While McNasby’s request might seem reasonable, Dr. Chris Speer, of Steamboat Medical Group, said it goes against the standard of care to allow patients to measure their own epinephrine during an emergency.
"If something goes wrong, I would be held liable 100 percent," Speer said. "In a high-pressure situation, it's not as easy as it sounds."
Speer said the other physicians at Steamboat Medical Group agree they also wouldn't prescribe epinephrine alone, though he added he sympathizes with patients affected by the increased prices for EpiPen.
"I don't have any control of how different drugs are priced. I find it super-frustrating," Speer said. "You wouldn't think it would cost nearly that much if they weren't gouging people."
Dr.
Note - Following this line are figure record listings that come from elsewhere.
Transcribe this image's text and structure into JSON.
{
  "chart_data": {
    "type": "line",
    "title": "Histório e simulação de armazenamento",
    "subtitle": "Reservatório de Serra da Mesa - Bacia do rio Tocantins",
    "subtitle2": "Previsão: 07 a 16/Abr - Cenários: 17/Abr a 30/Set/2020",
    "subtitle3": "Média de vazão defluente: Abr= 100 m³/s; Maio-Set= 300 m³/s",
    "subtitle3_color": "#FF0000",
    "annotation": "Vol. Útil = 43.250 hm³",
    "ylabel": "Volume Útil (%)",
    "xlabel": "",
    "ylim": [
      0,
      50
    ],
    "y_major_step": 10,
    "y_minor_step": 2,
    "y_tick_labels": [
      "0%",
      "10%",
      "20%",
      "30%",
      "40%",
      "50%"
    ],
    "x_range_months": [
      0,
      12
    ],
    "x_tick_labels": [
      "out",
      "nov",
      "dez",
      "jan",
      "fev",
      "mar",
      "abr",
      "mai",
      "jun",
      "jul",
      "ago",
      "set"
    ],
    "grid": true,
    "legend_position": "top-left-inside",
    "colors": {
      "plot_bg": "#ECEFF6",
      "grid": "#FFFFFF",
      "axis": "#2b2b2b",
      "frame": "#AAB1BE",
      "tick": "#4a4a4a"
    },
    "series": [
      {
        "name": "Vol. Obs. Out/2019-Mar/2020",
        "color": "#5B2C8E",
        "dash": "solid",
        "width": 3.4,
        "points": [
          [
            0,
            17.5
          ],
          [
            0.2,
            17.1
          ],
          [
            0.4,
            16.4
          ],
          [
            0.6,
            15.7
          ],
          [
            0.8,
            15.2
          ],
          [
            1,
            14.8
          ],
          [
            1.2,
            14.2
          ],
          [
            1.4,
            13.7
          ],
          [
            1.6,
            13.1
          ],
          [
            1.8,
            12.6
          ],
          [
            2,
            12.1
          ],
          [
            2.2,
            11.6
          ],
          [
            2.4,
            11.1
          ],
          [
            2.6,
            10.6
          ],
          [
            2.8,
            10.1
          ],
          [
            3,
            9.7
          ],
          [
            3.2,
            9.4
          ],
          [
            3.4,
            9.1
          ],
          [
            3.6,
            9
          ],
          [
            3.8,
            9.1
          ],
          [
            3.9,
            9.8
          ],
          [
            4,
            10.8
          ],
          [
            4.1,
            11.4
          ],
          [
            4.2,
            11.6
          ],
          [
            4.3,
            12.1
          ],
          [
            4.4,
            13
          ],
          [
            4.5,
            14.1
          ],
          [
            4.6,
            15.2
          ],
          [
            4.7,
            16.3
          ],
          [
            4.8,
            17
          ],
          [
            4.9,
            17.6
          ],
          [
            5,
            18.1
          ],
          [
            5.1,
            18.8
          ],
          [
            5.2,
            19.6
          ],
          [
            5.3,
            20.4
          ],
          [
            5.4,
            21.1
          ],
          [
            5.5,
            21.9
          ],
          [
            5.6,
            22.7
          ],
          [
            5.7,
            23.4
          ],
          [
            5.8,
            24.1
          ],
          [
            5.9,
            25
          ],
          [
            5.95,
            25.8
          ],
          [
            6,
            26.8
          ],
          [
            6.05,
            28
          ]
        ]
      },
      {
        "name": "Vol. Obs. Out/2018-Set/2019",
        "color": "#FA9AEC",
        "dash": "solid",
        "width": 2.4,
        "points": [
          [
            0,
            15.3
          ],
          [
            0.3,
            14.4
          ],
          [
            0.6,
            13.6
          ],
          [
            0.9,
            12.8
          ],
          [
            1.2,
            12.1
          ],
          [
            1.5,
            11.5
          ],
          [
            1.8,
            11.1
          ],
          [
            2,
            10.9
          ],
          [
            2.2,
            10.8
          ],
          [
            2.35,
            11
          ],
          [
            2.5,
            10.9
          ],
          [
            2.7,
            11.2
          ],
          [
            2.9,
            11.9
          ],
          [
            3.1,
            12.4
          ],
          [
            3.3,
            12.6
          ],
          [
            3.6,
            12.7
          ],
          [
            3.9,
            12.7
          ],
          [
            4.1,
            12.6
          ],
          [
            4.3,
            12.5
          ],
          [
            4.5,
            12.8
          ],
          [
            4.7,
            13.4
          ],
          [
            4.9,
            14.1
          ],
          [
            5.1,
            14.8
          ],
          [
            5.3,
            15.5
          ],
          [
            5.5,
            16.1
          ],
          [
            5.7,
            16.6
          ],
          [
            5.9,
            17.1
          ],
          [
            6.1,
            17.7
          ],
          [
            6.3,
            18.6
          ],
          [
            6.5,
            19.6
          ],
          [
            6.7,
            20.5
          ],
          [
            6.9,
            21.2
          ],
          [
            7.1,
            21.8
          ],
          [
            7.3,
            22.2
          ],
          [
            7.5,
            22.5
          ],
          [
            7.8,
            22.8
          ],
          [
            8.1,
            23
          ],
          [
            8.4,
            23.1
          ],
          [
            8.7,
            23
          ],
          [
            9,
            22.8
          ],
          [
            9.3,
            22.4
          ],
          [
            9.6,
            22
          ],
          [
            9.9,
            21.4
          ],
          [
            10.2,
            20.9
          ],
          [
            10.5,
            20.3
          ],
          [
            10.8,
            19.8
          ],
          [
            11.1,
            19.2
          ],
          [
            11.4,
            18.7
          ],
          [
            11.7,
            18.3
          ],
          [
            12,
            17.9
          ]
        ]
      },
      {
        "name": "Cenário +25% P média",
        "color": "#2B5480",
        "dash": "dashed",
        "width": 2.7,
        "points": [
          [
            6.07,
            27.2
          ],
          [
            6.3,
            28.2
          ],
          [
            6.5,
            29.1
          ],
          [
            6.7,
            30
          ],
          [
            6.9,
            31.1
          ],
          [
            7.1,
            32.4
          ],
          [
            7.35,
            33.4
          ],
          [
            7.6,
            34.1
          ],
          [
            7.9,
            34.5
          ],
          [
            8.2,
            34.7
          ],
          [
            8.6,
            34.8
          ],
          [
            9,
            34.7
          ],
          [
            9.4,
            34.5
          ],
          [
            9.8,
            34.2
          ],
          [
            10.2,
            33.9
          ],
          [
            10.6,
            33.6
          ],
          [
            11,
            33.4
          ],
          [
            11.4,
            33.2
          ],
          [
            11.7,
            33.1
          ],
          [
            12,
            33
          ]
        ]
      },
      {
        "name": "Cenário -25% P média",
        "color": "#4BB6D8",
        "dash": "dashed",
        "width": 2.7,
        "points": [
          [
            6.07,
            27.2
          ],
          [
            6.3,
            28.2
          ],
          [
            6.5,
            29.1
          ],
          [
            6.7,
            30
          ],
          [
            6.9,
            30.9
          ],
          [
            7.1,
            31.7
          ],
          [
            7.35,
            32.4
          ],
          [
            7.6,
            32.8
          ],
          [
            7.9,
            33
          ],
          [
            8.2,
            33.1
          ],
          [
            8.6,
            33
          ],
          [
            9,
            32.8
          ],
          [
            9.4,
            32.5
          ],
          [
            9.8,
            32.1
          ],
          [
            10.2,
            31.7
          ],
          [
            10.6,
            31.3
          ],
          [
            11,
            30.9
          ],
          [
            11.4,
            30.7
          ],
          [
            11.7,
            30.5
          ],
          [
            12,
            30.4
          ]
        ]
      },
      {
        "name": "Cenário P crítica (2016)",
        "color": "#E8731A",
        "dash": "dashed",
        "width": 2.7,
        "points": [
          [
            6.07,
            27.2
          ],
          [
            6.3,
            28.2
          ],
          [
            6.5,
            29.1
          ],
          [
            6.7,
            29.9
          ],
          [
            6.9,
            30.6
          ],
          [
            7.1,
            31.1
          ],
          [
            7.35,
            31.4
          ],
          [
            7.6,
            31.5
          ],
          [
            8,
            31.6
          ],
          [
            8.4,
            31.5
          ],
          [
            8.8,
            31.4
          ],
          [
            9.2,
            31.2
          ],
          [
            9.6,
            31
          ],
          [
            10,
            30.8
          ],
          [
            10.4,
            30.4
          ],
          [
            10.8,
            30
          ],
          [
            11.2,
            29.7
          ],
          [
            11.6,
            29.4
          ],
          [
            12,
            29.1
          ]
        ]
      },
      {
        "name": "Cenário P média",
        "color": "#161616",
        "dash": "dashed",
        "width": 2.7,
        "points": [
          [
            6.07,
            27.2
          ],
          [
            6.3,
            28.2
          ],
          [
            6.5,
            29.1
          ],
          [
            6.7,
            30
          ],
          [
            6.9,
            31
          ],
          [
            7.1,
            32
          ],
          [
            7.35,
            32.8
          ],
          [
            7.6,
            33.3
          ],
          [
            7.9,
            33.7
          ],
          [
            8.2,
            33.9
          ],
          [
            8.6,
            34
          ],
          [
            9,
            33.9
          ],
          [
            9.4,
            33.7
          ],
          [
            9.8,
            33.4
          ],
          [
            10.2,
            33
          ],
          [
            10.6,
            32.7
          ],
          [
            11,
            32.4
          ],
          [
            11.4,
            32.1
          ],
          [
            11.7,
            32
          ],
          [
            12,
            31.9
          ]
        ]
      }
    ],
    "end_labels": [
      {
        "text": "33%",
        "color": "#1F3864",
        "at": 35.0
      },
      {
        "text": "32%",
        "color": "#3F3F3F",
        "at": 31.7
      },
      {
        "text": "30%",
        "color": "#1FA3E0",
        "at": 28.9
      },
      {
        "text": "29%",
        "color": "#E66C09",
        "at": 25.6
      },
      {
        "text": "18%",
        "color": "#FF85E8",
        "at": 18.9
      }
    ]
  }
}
Kristen Fahrner said the increased price of EpiPens is a serious problem for her many patients with allergies, including those undergoing allergy shot treatments.
"The cost is extraordinarily high and prohibitive," said Fahrner, an otolaryngologist with a fellowship certification in allergy.
Fahrner said the drug is much cheaper in Canada, but laws prohibit the drugs from being exported to the United States, something that could be changed legislatively.
Fahrner said she's heard that the release of a generic version of the EpiPen from Mylan or a new product from another company may be on the horizon, which could result in a less-expensive alternative.
"Hopefully, there's a fix soon," she said.